In the online learning setting, the agent determines a policy  $\pi^k$  and start from a fixed state  $s_1$  at the beginning of episode  $k$ . Then at each stage  $h \in [H]$ , the agent takes an action  $a_h \sim \pi_h^k(\cdot|s_h^k)$  and observes the next state  $s_{h+1}^k \sim \mathbb{P}(\cdot|s_h^k, a_h^k)$ . For the adversarial reward, the goal of RL is to minimize the expected regret, which is the expected loss of the algorithm relative to the best-fixed policy in hindsight (Cesa-Bianchi and Lugosi, 2006). We denote the optimal policy as  $\pi^* = \sup_\pi \sum_{k=1}^K V_{k,1}^\pi(s_1^k)$ . Then we have the following Bellman optimally equation  $Q_{k,h}^*(s, a) = r_h^k(s, a) + [\mathbb{P}_h V_{k,h}^*](s, a)$ , where  $Q_{k,h}^*(s, a), V_{k,h}^*(s, a)$  are the corresponding optimal action-value function and value function. Thus the expected regret can be written as:

$$\text{Regret}(K) = \sum_{k=1}^K (V_{k,1}^*(s_1^k) - V_{k,1}^{\pi^k}(s_1^k)).$$

In this paper, we focus on achieving a horizon-free bound on  $\text{Regret}(K)$ . Two assumptions are crucial to this end. The first assumption assumes that there is no spiky reward in each episode.

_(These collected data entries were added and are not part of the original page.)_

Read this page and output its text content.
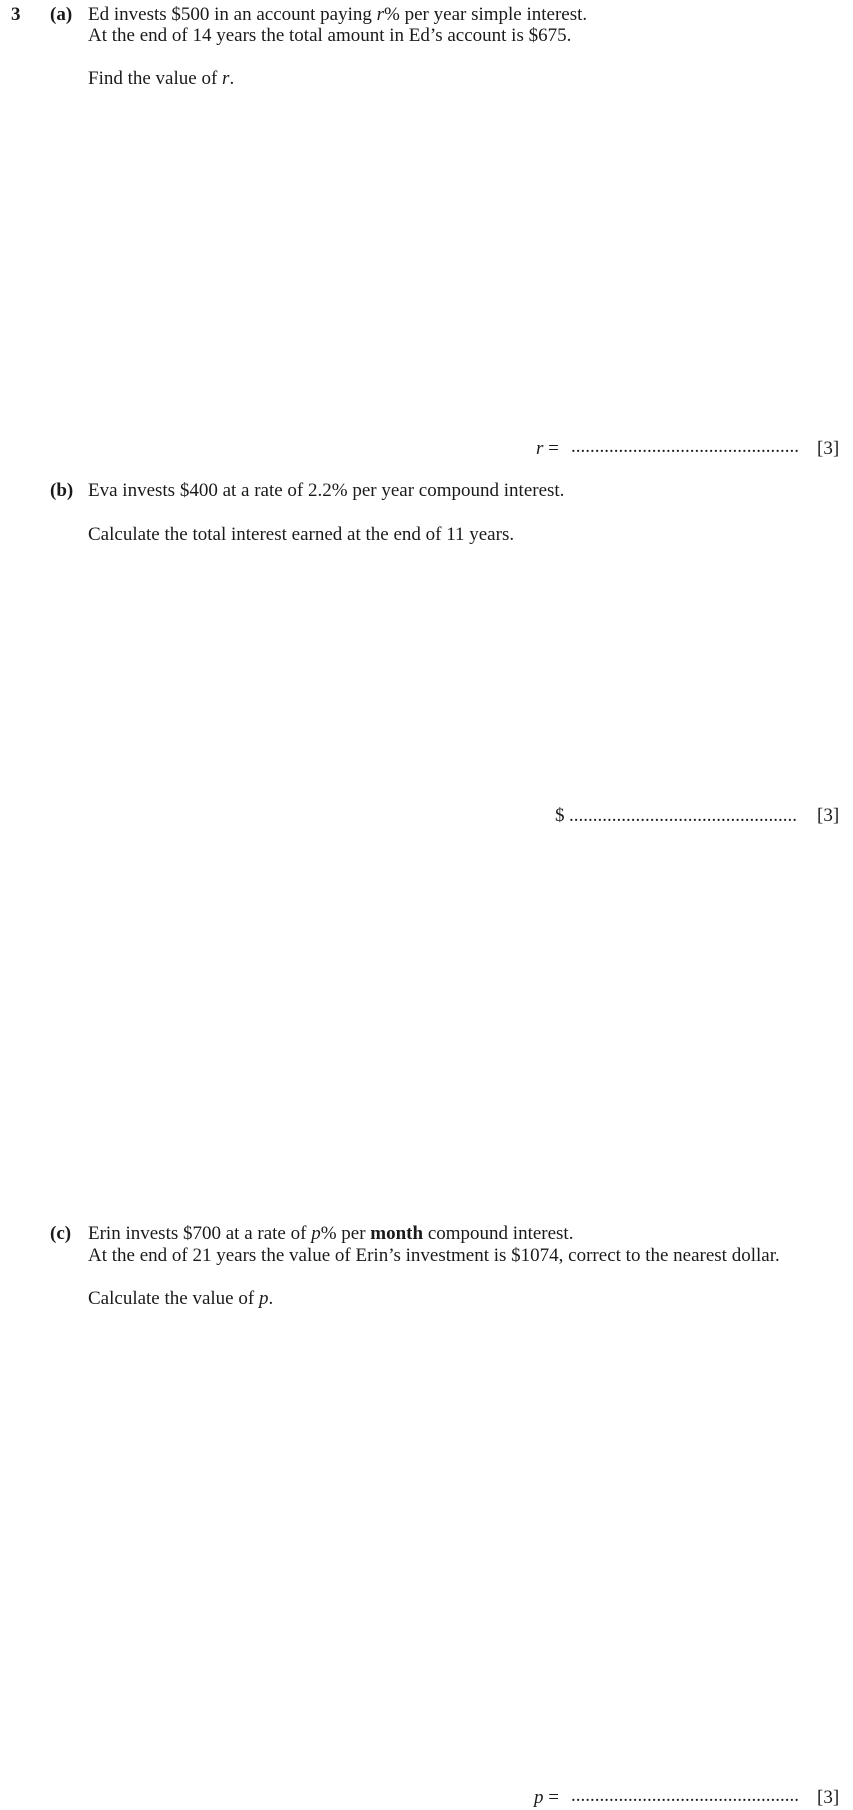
3 (a) Ed invests $500 in an account paying r% per year simple interest.
At the end of 14 years the total amount in Ed’s account is $675.
Find the value of r.
r = ................................................ [3]
(b) Eva invests $400 at a rate of 2.2% per year compound interest.
Calculate the total interest earned at the end of 11 years.
$ ................................................	[3]
(c) Erin invests $700 at a rate of p% per month compound interest.
At the end of 21 years the value of Erin’s investment is $1074, correct to the nearest dollar.
Calculate the value of p.
p = ................................................ [3]
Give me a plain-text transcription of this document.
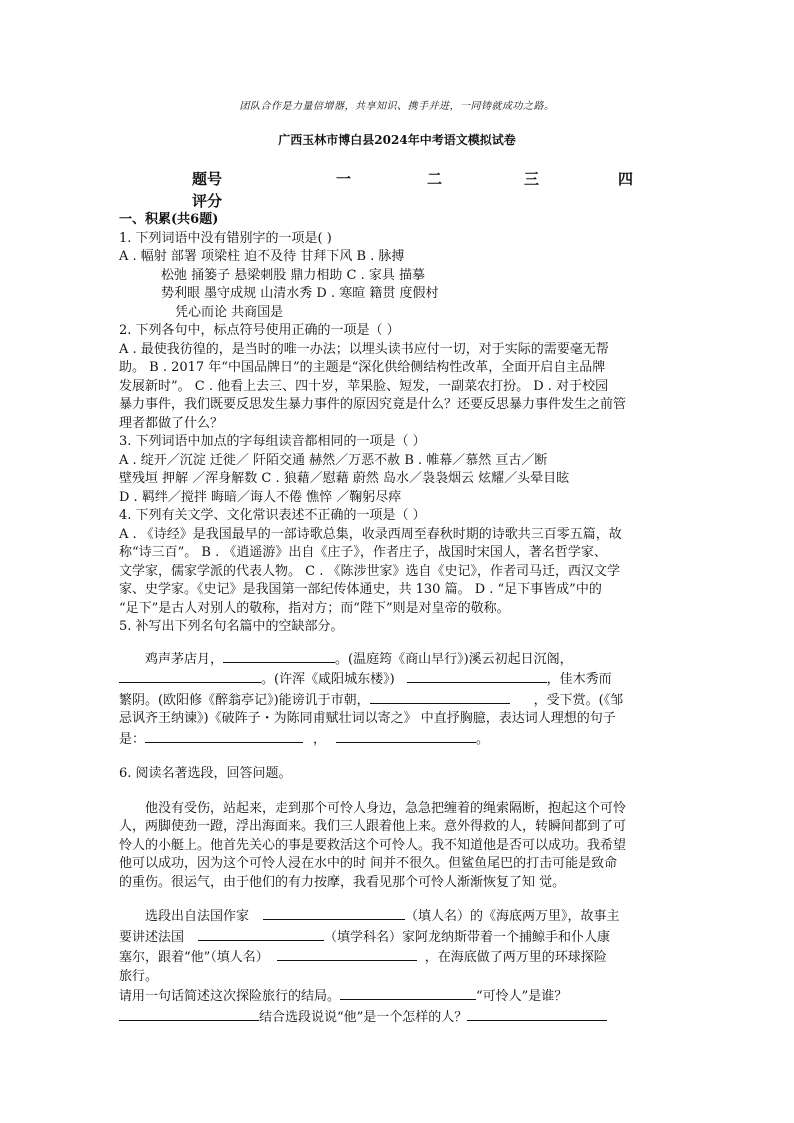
团队合作是力量倍增器，共享知识、携手并进，一同铸就成功之路。
广西玉林市博白县2024年中考语文模拟试卷
题号	一	二	三	四
评分

一、积累(共6题)

1. 下列词语中没有错别字的一项是( )

A . 幅射 部署 项梁柱 迫不及待 甘拜下风 B . 脉搏

松弛 捅篓子 悬梁刺股 鼎力相助 C . 家具 描摹

势利眼 墨守成规 山清水秀 D . 寒暄 籍贯 度假村

凭心而论 共商国是

2. 下列各句中，标点符号使用正确的一项是（ ）

A . 最使我彷徨的，是当时的唯一办法；以埋头读书应付一切，对于实际的需要毫无帮

助。 B . 2017 年“中国品牌日”的主题是“深化供给侧结构性改革，全面开启自主品牌

发展新时”。 C . 他看上去三、四十岁，苹果脸、短发，一副菜农打扮。 D . 对于校园

暴力事件，我们既要反思发生暴力事件的原因究竟是什么？还要反思暴力事件发生之前管

理者都做了什么？

3. 下列词语中加点的字每组读音都相同的一项是（ ）

A . 绽开／沉淀 迁徙／ 阡陌交通 赫然／万恶不赦 B . 帷幕／慕然 亘古／断

壁残垣 押解 ／浑身解数 C . 狼藉／慰藉 蔚然 岛水／袅袅烟云 炫耀／头晕目眩

D . 羁绊／搅拌 晦暗／诲人不倦 憔悴 ／鞠躬尽瘁

4. 下列有关文学、文化常识表述不正确的一项是（ ）

A . 《诗经》是我国最早的一部诗歌总集，收录西周至春秋时期的诗歌共三百零五篇，故

称“诗三百”。 B . 《逍遥游》出自《庄子》，作者庄子，战国时宋国人，著名哲学家、

文学家，儒家学派的代表人物。 C . 《陈涉世家》选自《史记》，作者司马迁，西汉文学

家、史学家。《史记》是我国第一部纪传体通史，共 130 篇。 D . “足下事皆成”中的

“足下”是古人对别人的敬称，指对方；而“陛下”则是对皇帝的敬称。

5. 补写出下列名句名篇中的空缺部分。

鸡声茅店月，	。(温庭筠《商山早行》)溪云初起日沉阁，

。(许浑《咸阳城东楼》)	，佳木秀而

繁阴。(欧阳修《醉翁亭记》)能谤讥于市朝，	，受下赏。(《邹

忌讽齐王纳谏》)《破阵子・为陈同甫赋壮词以寄之》 中直抒胸臆，表达词人理想的句子

是：	，	。

6. 阅读名著选段，回答问题。

他没有受伤，站起来，走到那个可怜人身边，急急把缠着的绳索隔断，抱起这个可怜

人，两脚使劲一蹬，浮出海面来。我们三人跟着他上来。意外得救的人，转瞬间都到了可

怜人的小艇上。他首先关心的事是要救活这个可怜人。我不知道他是否可以成功。我希望

他可以成功，因为这个可怜人浸在水中的时 间并不很久。但鲨鱼尾巴的打击可能是致命

的重伤。很运气，由于他们的有力按摩，我看见那个可怜人渐渐恢复了知 觉。

选段出自法国作家	（填人名）的《海底两万里》，故事主

要讲述法国	（填学科名）家阿龙纳斯带着一个捕鲸手和仆人康

塞尔，跟着“他”（填人名）	，在海底做了两万里的环球探险

旅行。

请用一句话简述这次探险旅行的结局。	“可怜人”是谁？

结合选段说说“他”是一个怎样的人？
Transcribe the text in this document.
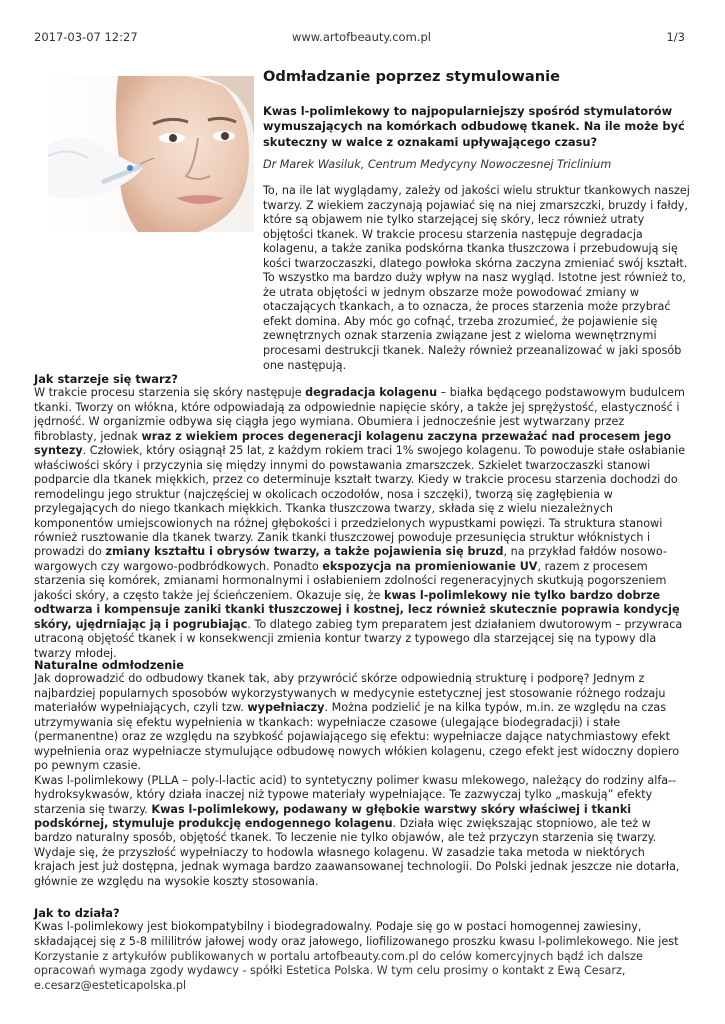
2017-03-07 12:27	www.artofbeauty.com.pl	1/3
Odmładzanie poprzez stymulowanie
Kwas l-polimlekowy to najpopularniejszy spośród stymulatorów wymuszających na komórkach odbudowę tkanek. Na ile może być skuteczny w walce z oznakami upływającego czasu?
Dr Marek Wasiluk, Centrum Medycyny Nowoczesnej Triclinium

To, na ile lat wyglądamy, zależy od jakości wielu struktur tkankowych naszej twarzy. Z wiekiem zaczynają pojawiać się na niej zmarszczki, bruzdy i fałdy, które są objawem nie tylko starzejącej się skóry, lecz również utraty objętości tkanek. W trakcie procesu starzenia następuje degradacja kolagenu, a także zanika podskórna tkanka tłuszczowa i przebudowują się kości twarzoczaszki, dlatego powłoka skórna zaczyna zmieniać swój kształt. To wszystko ma bardzo duży wpływ na nasz wygląd. Istotne jest również to, że utrata objętości w jednym obszarze może powodować zmiany w otaczających tkankach, a to oznacza, że proces starzenia może przybrać efekt domina. Aby móc go cofnąć, trzeba zrozumieć, że pojawienie się zewnętrznych oznak starzenia związane jest z wieloma wewnętrznymi procesami destrukcji tkanek. Należy również przeanalizować w jaki sposób one następują.

Jak starzeje się twarz?

W trakcie procesu starzenia się skóry następuje degradacja kolagenu – białka będącego podstawowym budulcem tkanki. Tworzy on włókna, które odpowiadają za odpowiednie napięcie skóry, a także jej sprężystość, elastyczność i jędrność. W organizmie odbywa się ciągła jego wymiana. Obumiera i jednocześnie jest wytwarzany przez fibroblasty, jednak wraz z wiekiem proces degeneracji kolagenu zaczyna przeważać nad procesem jego syntezy. Człowiek, który osiągnął 25 lat, z każdym rokiem traci 1% swojego kolagenu. To powoduje stałe osłabianie właściwości skóry i przyczynia się między innymi do powstawania zmarszczek. Szkielet twarzoczaszki stanowi podparcie dla tkanek miękkich, przez co determinuje kształt twarzy. Kiedy w trakcie procesu starzenia dochodzi do remodelingu jego struktur (najczęściej w okolicach oczodołów, nosa i szczęki), tworzą się zagłębienia w przylegających do niego tkankach miękkich. Tkanka tłuszczowa twarzy, składa się z wielu niezależnych komponentów umiejscowionych na różnej głębokości i przedzielonych wypustkami powięzi. Ta struktura stanowi również rusztowanie dla tkanek twarzy. Zanik tkanki tłuszczowej powoduje przesunięcia struktur włóknistych i prowadzi do zmiany kształtu i obrysów twarzy, a także pojawienia się bruzd, na przykład fałdów nosowo-wargowych czy wargowo-podbródkowych. Ponadto ekspozycja na promieniowanie UV, razem z procesem starzenia się komórek, zmianami hormonalnymi i osłabieniem zdolności regeneracyjnych skutkują pogorszeniem jakości skóry, a często także jej ścieńczeniem. Okazuje się, że kwas l-polimlekowy nie tylko bardzo dobrze odtwarza i kompensuje zaniki tkanki tłuszczowej i kostnej, lecz również skutecznie poprawia kondycję skóry, ujędrniając ją i pogrubiając. To dlatego zabieg tym preparatem jest działaniem dwutorowym – przywraca utraconą objętość tkanek i w konsekwencji zmienia kontur twarzy z typowego dla starzejącej się na typowy dla twarzy młodej.

Naturalne odmłodzenie

Jak doprowadzić do odbudowy tkanek tak, aby przywrócić skórze odpowiednią strukturę i podporę? Jednym z najbardziej popularnych sposobów wykorzystywanych w medycynie estetycznej jest stosowanie różnego rodzaju materiałów wypełniających, czyli tzw. wypełniaczy. Można podzielić je na kilka typów, m.in. ze względu na czas utrzymywania się efektu wypełnienia w tkankach: wypełniacze czasowe (ulegające biodegradacji) i stałe (permanentne) oraz ze względu na szybkość pojawiającego się efektu: wypełniacze dające natychmiastowy efekt wypełnienia oraz wypełniacze stymulujące odbudowę nowych włókien kolagenu, czego efekt jest widoczny dopiero po pewnym czasie.

Kwas l-polimlekowy (PLLA – poly-l-lactic acid) to syntetyczny polimer kwasu mlekowego, należący do rodziny alfa--hydroksykwasów, który działa inaczej niż typowe materiały wypełniające. Te zazwyczaj tylko „maskują” efekty starzenia się twarzy. Kwas l-polimlekowy, podawany w głębokie warstwy skóry właściwej i tkanki podskórnej, stymuluje produkcję endogennego kolagenu. Działa więc zwiększając stopniowo, ale też w bardzo naturalny sposób, objętość tkanek. To leczenie nie tylko objawów, ale też przyczyn starzenia się twarzy.

Wydaje się, że przyszłość wypełniaczy to hodowla własnego kolagenu. W zasadzie taka metoda w niektórych krajach jest już dostępna, jednak wymaga bardzo zaawansowanej technologii. Do Polski jednak jeszcze nie dotarła, głównie ze względu na wysokie koszty stosowania.

Jak to działa?

Kwas l-polimlekowy jest biokompatybilny i biodegradowalny. Podaje się go w postaci homogennej zawiesiny, składającej się z 5-8 mililitrów jałowej wody oraz jałowego, liofilizowanego proszku kwasu l-polimlekowego. Nie jest

Korzystanie z artykułów publikowanych w portalu artofbeauty.com.pl do celów komercyjnych bądź ich dalsze opracowań wymaga zgody wydawcy - spółki Estetica Polska. W tym celu prosimy o kontakt z Ewą Cesarz, e.cesarz@esteticapolska.pl
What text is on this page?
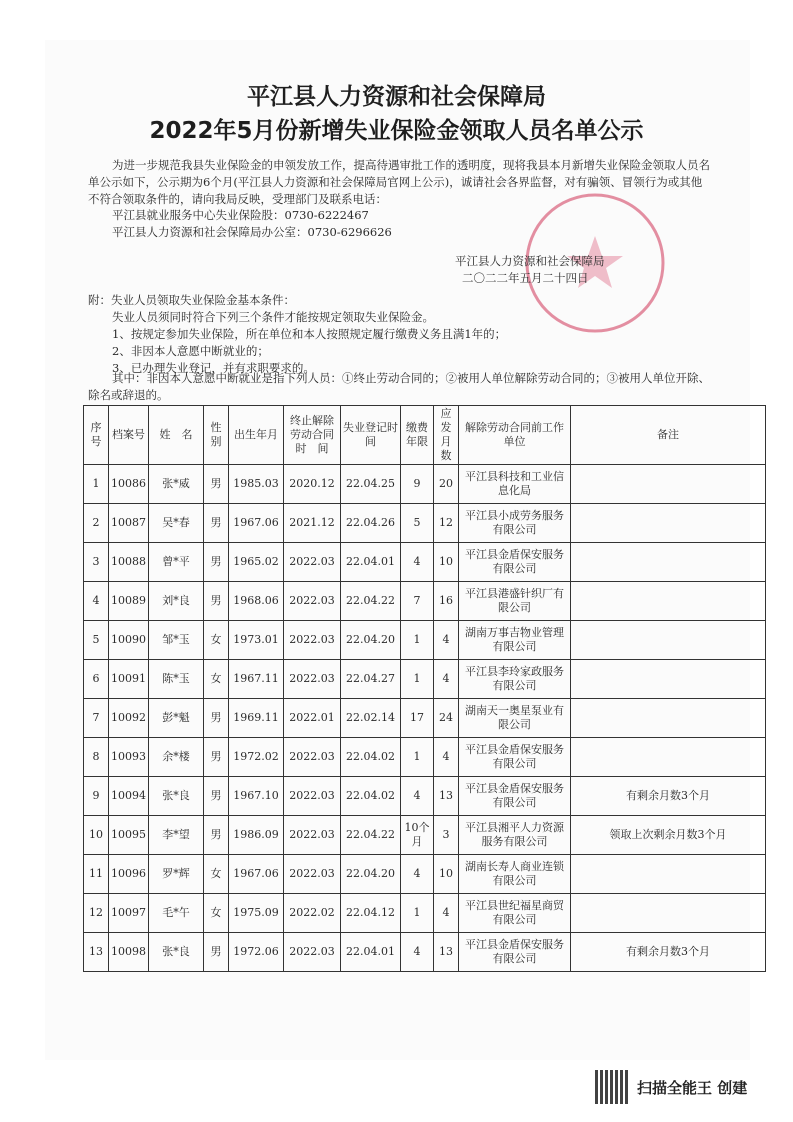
平江县人力资源和社会保障局
2022年5月份新增失业保险金领取人员名单公示
为进一步规范我县失业保险金的申领发放工作，提高待遇审批工作的透明度，现将我县本月新增失业保险金领取人员名单公示如下，公示期为6个月(平江县人力资源和社会保障局官网上公示)，诚请社会各界监督，对有骗领、冒领行为或其他不符合领取条件的，请向我局反映，受理部门及联系电话：
平江县就业服务中心失业保险股：0730-6222467
平江县人力资源和社会保障局办公室：0730-6296626
平江县人力资源和社会保障局
二〇二二年五月二十四日
附：失业人员领取失业保险金基本条件：
失业人员须同时符合下列三个条件才能按规定领取失业保险金。
1、按规定参加失业保险，所在单位和本人按照规定履行缴费义务且满1年的；
2、非因本人意愿中断就业的；
3、已办理失业登记，并有求职要求的。
其中：非因本人意愿中断就业是指下列人员：①终止劳动合同的；②被用人单位解除劳动合同的；③被用人单位开除、除名或辞退的。
序号	档案号	姓　名	性别	出生年月	终止解除劳动合同时　间	失业登记时　间	缴费年限	应发月数	解除劳动合同前工作单位	备注
1	10086	张*威	男	1985.03	2020.12	22.04.25	9	20	平江县科技和工业信息化局	
2	10087	吴*春	男	1967.06	2021.12	22.04.26	5	12	平江县小成劳务服务有限公司	
3	10088	曾*平	男	1965.02	2022.03	22.04.01	4	10	平江县金盾保安服务有限公司	
4	10089	刘*良	男	1968.06	2022.03	22.04.22	7	16	平江县港盛针织厂有限公司	
5	10090	邹*玉	女	1973.01	2022.03	22.04.20	1	4	湖南万事吉物业管理有限公司	
6	10091	陈*玉	女	1967.11	2022.03	22.04.27	1	4	平江县李玲家政服务有限公司	
7	10092	彭*魁	男	1969.11	2022.01	22.02.14	17	24	湖南天一奥星泵业有限公司	
8	10093	余*楼	男	1972.02	2022.03	22.04.02	1	4	平江县金盾保安服务有限公司	
9	10094	张*良	男	1967.10	2022.03	22.04.02	4	13	平江县金盾保安服务有限公司	有剩余月数3个月
10	10095	李*望	男	1986.09	2022.03	22.04.22	10个月	3	平江县湘平人力资源服务有限公司	领取上次剩余月数3个月
11	10096	罗*辉	女	1967.06	2022.03	22.04.20	4	10	湖南长寿人商业连锁有限公司	
12	10097	毛*午	女	1975.09	2022.02	22.04.12	1	4	平江县世纪福星商贸有限公司	
13	10098	张*良	男	1972.06	2022.03	22.04.01	4	13	平江县金盾保安服务有限公司	有剩余月数3个月
扫描全能王 创建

**Assumption 3.1** (Uniform reward (Assumption 2, Zhang et al. 2021a)).  $r^k(s_h, a_h) \leq \frac{1}{H}, \forall h \in [H]$  for any trajectory  $\{s_h, a_h\}_{h=1}^H$  induced by  $a_h \sim \pi_h(\cdot|s_h)$  and  $s_{h+1} \sim \mathbb{P}(\cdot|s_h, a_h)$  for any policy  $\pi$  in every episode  $k \in [K]$ .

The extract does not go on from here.